Rock News
20/12/2019
In una nuova intervista pubblicata sul suo podcast Digging Deep, Robert Plant ha deciso di parlare di quello che forse è stato il momento più complicato e delicato della sua vita, ossia quello dopo la morte di John Bonham e la successiva fine della sua esperienza con i Led Zeppelin. Per il leggendario frontman non è stato affatto semplice intraprendere la carriera solista e all’inizio ha vissuto dei momenti davvero difficili.
“Nell’81, ’82 e ’83 ho cercato disperatamente di scrivere nuove canzoni per allontanarmi dalla mia prima esperienza musicale – ha spiegato il cantante – a dirla tutta, molti anni prima di allora andai ai Rockfield Studios di Monmouth, in Galles, dove Dave Edmunds (musicista gallese ndr) stava registrando I Knew the Bride When She Used to Rock ‘n’ Roll e roba del genere. Il suo contratto con l’etichetta RCA stava per scadere e io adoravo la sfacciataggine del suo rock ‘n’ roll. Sembrava come quello degli anni ’60 proveniente da Nashville e Edmunds era al comando di quel genere. Aveva davvero una band grandiosa”.
“Così andai ai Rockfield Studios – ha proseguito Plant – il posto mi piacque molto. Incontrai Dave e lo convinsi a firmare per la Swan Song Records e poi ho proseguito con i miei affari, lui ha riscosso un grande successo e ha vissuto un bel periodo. Io ero solito passare spesso da quelle parti perché il confine con il Galles per me è una sorta di mana e inoltre laggiù ci sono posti davvero belli”. Se il musicista ha fatto tutta questa premessa c’è un perché: ai Rockfield Studios poi ci tornò per ripartire da zero. “Alla fine del 1980 non avevo un posto dove andare – ha raccontato ancora – i Led Zeppelin erano finiti, John era morto, così ho formato una band chiamata Honeydrippers”.
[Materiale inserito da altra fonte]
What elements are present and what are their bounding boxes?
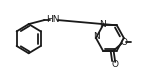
Text: O: O [112, 60, 119, 69]
Text: O: O [120, 38, 127, 47]
Text: HN: HN [47, 15, 60, 24]
Text: N: N [93, 32, 100, 41]
Text: N: N [99, 19, 106, 28]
Fu proprio con questo gruppo che Robert Plant ricominciò a esibirsi live, anche se in posti ben lontani da quelli ai quali era abituato con i Led Zeppelin: “Suonavamo gratis nei club in tutta l’Inghilterra – ha spiegato – era una band grandiosa perché era composta da grandi musicisti. Robbie Blunt e Andy Silvester erano i due chitarristi, erano entrambi musicisti straordinari e lo sono tuttora”. Prima di suonare in un club, però, la band adottò uno stratagemma per scoprire se il pubblico fosse o meno a conoscenza dell’arrivo di Robert Plant: “Il nostro autista andava all’entrata e chiedeva ‘Chi suona qui stasera?’ – ha spiegato – se menzionavano il mio nome ce ne andavamo”. L’intento degli Honeydrippers era quello di suonare la musica che volevano e non quella appartenente al passato di Plant; inoltre non volevano attirare l’attenzione del grande pubblico per la sua presenza.
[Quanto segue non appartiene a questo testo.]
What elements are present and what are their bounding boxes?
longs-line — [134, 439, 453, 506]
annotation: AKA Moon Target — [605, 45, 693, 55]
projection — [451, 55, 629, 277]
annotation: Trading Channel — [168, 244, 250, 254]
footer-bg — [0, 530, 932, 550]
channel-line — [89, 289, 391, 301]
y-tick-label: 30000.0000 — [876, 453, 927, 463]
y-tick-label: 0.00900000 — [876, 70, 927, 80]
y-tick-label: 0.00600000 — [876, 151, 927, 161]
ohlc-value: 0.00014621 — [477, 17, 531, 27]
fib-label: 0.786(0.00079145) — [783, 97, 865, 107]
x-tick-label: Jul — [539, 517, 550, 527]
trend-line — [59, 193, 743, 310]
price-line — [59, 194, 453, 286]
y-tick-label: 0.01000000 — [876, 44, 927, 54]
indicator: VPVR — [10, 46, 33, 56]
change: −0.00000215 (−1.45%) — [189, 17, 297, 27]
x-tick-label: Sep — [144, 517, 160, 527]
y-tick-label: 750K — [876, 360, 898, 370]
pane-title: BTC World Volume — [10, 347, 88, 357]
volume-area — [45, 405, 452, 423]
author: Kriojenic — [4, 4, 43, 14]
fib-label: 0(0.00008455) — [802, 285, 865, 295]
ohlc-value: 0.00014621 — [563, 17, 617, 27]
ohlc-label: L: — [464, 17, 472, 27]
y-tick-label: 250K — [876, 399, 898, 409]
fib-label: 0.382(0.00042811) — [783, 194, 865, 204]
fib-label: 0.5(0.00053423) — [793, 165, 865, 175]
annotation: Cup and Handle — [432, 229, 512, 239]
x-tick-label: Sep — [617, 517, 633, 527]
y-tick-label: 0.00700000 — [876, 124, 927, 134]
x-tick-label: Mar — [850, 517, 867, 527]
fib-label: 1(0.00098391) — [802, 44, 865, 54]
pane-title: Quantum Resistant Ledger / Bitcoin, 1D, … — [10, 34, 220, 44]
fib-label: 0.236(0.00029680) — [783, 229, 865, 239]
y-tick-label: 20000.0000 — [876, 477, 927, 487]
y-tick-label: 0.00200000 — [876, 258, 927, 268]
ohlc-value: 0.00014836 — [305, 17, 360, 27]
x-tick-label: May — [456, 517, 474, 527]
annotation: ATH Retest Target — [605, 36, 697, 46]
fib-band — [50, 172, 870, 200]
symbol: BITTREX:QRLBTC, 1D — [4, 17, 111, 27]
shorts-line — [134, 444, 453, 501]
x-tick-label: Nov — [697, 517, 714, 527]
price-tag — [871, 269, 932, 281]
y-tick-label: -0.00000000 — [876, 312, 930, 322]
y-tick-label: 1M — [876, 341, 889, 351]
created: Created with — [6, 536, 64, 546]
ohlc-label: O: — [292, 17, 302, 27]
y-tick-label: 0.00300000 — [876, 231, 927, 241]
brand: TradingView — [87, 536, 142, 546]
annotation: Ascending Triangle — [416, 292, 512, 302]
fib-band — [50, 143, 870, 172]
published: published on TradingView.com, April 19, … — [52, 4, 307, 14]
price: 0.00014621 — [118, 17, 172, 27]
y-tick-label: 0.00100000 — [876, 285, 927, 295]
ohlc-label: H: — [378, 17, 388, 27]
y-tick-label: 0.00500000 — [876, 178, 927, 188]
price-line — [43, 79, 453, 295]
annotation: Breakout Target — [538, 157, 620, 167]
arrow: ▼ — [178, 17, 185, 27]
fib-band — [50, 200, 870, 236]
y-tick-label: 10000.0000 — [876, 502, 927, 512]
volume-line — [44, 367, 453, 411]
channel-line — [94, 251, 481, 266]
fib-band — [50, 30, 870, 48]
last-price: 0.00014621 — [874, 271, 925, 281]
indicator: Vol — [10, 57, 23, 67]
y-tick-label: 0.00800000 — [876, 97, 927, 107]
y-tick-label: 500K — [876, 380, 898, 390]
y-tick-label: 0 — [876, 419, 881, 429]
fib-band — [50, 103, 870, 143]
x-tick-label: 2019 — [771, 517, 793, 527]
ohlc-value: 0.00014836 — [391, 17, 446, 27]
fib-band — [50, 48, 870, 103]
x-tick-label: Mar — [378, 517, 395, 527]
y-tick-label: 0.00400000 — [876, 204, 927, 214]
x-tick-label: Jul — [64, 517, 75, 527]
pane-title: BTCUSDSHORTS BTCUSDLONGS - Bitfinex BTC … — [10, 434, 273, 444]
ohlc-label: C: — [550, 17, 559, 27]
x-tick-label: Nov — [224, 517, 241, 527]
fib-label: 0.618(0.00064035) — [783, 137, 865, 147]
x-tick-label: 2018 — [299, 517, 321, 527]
Poco tempo dopo, però, Plant e i suoi compagni si resero conto che non avrebbero potuto andare avanti così a lungo, suonando sempre le stesse cover negli stessi piccoli club, davanti a una decina di persone. Così l’ex cantante degli Zeppelin decise di formare una vera e propria band con dei pezzi originali: “Andai ai Rockfield Studios, o meglio, andai in quelli che oggi sono conosciuti come Monnow Valley Studios – ha raccontato ancora, ricollegandosi alla premessa – e ho messo su un gruppo insieme a Cozy Powell, Paul Martinez, Robbie Blunt e Andy Silvester che, per iniziare, suonò il basso”.
“Conobbi Andy quando suonava in un gruppo chiamato The Shades of Blue che si esibiva nella Black Country – ha proseguito Plant – era un gruppo favoloso che suonava roba R&B davvero forte. E fu così che formammo questa band, iniziammo a scrivere canzoni che ci vennero fuori così, per caso. Alla fine Andy però decise di tirarsi indietro e così al suo posto al basso arrivò Paul Martinez. A quel punto ci chiudemmo in studio e iniziammo a registrare”. Gli Honeydrippers, dunque, rappresentarono per Robert Plant un nuovo inizio, il punto di partenza per quella che è poi stata la sua carriera senza i Led Zeppelin.